As we explored Malaysia, I started to connect my new surroundings with tales from my father’s childhood. The once vague story of my father’s past gained a deeper meaning that it had previously been lacking. 

During the trip, I tried durian for the first time. I visited the high school where my grandparents worked. I met relatives that my father grew up with, whom I had only seen in pictures. 

Along with these experiences came an understanding and pride I had never felt before. What used to be foreign was now right in front of my eyes. The new tastes, sounds, and interactions all came rushing in, an unstoppable wave of new experiences that I never would have had at home. 

Of course, I still felt very Canadian. Being in Malaysia for six weeks didn’t turn me into a local.
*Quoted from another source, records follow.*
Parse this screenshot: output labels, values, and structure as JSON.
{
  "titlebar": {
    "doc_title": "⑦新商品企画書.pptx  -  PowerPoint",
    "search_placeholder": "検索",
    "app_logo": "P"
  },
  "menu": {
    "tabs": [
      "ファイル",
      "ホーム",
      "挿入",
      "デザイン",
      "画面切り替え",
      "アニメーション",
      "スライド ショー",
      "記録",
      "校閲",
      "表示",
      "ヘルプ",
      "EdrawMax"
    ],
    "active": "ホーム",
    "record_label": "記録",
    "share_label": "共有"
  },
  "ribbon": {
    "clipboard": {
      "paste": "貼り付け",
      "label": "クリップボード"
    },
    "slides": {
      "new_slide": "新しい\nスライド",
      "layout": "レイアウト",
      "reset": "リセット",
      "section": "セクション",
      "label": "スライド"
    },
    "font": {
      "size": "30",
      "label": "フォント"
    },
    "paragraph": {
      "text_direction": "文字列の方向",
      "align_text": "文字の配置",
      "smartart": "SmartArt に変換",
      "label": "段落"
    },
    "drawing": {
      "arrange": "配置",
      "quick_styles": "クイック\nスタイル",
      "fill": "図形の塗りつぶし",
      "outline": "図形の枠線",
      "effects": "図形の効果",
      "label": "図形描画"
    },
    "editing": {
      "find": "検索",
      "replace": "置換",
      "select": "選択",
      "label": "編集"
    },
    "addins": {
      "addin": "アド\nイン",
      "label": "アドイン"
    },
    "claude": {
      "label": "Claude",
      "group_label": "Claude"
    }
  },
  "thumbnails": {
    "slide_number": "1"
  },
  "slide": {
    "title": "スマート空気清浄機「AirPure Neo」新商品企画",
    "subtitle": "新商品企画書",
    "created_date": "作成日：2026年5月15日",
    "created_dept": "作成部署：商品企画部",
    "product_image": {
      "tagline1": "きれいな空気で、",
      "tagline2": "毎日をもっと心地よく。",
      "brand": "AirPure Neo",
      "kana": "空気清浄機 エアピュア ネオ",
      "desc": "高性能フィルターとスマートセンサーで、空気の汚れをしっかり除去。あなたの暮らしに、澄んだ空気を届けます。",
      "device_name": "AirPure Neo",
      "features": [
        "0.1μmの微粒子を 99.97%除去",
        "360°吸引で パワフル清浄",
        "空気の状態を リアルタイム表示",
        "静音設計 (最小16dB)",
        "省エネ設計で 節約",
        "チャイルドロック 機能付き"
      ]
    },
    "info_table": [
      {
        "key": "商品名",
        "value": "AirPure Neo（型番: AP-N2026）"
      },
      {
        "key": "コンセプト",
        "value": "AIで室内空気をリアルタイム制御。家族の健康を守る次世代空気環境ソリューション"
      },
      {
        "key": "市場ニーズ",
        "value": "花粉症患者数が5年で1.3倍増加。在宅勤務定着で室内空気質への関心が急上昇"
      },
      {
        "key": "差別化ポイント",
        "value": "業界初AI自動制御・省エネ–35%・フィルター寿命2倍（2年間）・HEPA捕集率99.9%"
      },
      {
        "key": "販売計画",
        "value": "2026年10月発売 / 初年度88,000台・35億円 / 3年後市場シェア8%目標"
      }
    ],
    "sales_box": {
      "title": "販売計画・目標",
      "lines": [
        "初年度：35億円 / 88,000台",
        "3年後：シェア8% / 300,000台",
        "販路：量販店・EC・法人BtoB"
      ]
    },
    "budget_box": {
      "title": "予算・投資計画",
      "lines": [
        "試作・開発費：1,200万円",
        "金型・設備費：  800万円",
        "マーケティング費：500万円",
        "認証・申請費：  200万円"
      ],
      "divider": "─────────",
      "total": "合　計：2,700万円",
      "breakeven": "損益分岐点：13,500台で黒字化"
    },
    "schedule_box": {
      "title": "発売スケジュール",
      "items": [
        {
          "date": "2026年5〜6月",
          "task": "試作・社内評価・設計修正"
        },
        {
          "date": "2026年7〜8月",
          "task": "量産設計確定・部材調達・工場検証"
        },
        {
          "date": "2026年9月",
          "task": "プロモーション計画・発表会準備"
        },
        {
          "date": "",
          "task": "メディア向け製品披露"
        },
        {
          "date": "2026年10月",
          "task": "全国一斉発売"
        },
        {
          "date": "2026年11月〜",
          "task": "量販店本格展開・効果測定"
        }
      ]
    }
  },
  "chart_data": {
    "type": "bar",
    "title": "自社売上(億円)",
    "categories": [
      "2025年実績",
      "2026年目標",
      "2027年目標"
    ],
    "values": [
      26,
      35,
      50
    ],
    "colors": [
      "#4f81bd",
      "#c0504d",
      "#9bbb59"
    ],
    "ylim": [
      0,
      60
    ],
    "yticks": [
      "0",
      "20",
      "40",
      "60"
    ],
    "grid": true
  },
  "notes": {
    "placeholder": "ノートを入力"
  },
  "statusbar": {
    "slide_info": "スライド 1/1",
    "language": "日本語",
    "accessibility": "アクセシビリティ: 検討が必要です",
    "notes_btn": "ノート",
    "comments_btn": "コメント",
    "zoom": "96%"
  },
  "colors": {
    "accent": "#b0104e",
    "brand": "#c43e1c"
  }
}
But I gained a newfound appreciation for my father’s past, developed a deeper understanding of my roots, and no longer felt awkward sharing my ethnic background with other people.

Because I now knew where I was from, and I was proud of it.

The value of first-hand experience

Many immigrants have done a fantastic job of preserving their cultural traditions and connecting with their ethnic community in their new hometown. By no means does one need to jet off to their family’s country of origin to find themselves, or to feel connected to their culture. 

But I would still encourage everyone and anyone to explore their roots, no matter how distance those roots may be. As someone who had long neglected the part of herself that was “other,” it was life-changing to break out of my comfort zone and experience this part of the world that made me and my family who we are. I discovered that travel gave me new experiences, and new experiences gave me a familiarity to my background that no second-hand story could.